A few weeks ago Alex Cornell, posted what he describes as “The Worst Portfolio Ever” a page of clichés, overused trends and boring copy.
His motivation was presumably to educate the masses as to how a portfolio should look. Cornell’s amusing spoof features such gems as the obligatory “road to nowhere” photograph, pretentious biography and a skills chart listing expertise as percentages.
The sub-heading on Cornell’s mock site is “This is how not to get hired as a designer”. However, the fact of the matter is that many designers with promo pages — let’s not call this a portfolio, good or bad, because it isn’t one — do get hired.
What’s good about “The Worst Portfolio Ever”?
Well, the key to this page’s value is the first line of the biography; the designer says she is 23 and living in San Francisco. That means that if I’m looking for a junior designer for an agency based in San Francisco, our fictional designer passed my first criteria.
What’s more, our fictional designer has a life and interests outside of the office. That makes her the kind of person I’d like to spend 60+ hours per week with.
Cornell’s own critique of the page is most scathing on the lack of work, but in my experience, junior designers very often have limited input in large projects. If you’ve spent a couple of years after college working as a glorified tea boy/girl, then there’s not much I’ll learn from reviewing your portfolio.
The reality of this industry is that some very competent juniors put in very long hours on large-scale projects from which it is impossible to present an honest reflection of work. How exactly should our fictional designer caption her work, “Here is a site I worked on, the typography, branding, layout, photography and code were all handed to me, but you see that rounded rectangle? I changed that from 8px to 9px”?
If I want to grasp the level of her ability, I’ll check out this designer’s LinkedIn page, which is linked conveniently enough.
Who is the “The Worst Portfolio Ever” for?

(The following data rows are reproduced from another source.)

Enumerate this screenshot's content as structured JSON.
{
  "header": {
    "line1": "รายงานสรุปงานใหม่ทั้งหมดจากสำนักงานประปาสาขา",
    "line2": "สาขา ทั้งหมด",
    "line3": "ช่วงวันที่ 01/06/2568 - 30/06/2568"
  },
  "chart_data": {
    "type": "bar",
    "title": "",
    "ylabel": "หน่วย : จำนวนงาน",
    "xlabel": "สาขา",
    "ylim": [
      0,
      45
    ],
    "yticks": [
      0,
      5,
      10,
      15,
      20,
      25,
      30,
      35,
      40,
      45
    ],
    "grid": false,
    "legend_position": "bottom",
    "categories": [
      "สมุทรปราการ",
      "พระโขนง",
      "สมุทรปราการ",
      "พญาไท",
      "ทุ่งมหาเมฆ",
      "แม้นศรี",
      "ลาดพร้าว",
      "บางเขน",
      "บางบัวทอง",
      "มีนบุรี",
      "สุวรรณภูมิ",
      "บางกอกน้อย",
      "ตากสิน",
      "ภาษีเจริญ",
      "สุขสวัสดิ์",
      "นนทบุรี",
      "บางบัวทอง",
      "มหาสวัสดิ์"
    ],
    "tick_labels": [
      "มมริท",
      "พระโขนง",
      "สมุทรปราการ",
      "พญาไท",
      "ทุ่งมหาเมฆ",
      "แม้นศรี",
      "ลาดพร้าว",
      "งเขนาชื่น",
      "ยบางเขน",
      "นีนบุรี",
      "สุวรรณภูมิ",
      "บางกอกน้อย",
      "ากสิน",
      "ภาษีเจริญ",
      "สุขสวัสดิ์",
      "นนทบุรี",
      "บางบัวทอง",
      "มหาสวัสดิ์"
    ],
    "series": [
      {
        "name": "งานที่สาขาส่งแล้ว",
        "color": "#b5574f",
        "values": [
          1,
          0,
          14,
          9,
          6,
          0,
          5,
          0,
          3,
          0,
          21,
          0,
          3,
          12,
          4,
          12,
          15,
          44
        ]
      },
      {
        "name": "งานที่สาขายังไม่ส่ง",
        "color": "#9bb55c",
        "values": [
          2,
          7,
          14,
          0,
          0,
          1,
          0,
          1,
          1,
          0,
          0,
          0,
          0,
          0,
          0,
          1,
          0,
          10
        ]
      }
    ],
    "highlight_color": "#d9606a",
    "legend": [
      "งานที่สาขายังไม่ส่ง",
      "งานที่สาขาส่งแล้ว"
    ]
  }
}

I’ve been involved in several recruitment processes over the last few years and in each case one thing was true: every design vacancy is massively over-subscribed. As a result job vacancies are rarely handled by designers; they’re handled by HR managers, or even recruitment consultants. A page of world-class work is of no use to these people, they rarely have design qualifications; there’s a list of requirements and if you can tick off 75% of the boxes — that’s right, you don’t need 100% — then you’re probably in line for an interview.
Naturally Cornell views the page from his own position, it’s a spoof based on his experience of recruitment. One of his central bugbears is the focus on presenting skills as percentages. And yes, of course it’s true that no one knows 55% of logo design. But what these skill charts tell me is firstly what skills our designer possesses and secondly where she views her strengths and weaknesses, for example it’s clear from the chart that whilst our designer has spent around half her time on logo designs, she’s spent a little less on coding; that bias tells me if she’ll be a good fit for the vacancy I’m recruiting for.
Imagine for a moment that a leading San Francisco agency is in need of a junior designer. Here’s a list of requirements they’ll typically ask for:
- recent graduate or 1–2 years of agency experience;
- resident in, or willing to relocate to the Bay area;
- experience of Adobe CS/CC, Photoshop, Illustrator, InDesign, etc;
- knowledge of Mac OSX beneficial;
- experience of brand development;
- knowledge of HTML & CSS (not WYSIWYG) a bonus.
Guess who’s getting an interview… yep, you got it, our fictional designer.
Will “The Worst Portfolio Ever” land you a job?
No. But neither will the best portfolio in the world. What this promo site will do is get you in the door, add you to the shortlist and give you a chance to impress at interview.
Cornell’s example isn’t particularly well designed, the copy is awful and the photos used are terrible clichés. But for junior designers this is closer to a design solution than many work-centric portfolios that at best obscure a junior designer’s abilities, and at worst exaggerate them.
The lesson we take away from Cornell’s amusing spoof has to be: when we design, target audience has to be central to every consideration. On that basis, “The Worst Portfolio Ever” isn’t the best portfolio ever, but it’s a long way shy of the worst.
Is “The Worst Portfolio Ever” the worst portfolio ever? What’s the worst thing you see in portfolios? Let us know in the comments.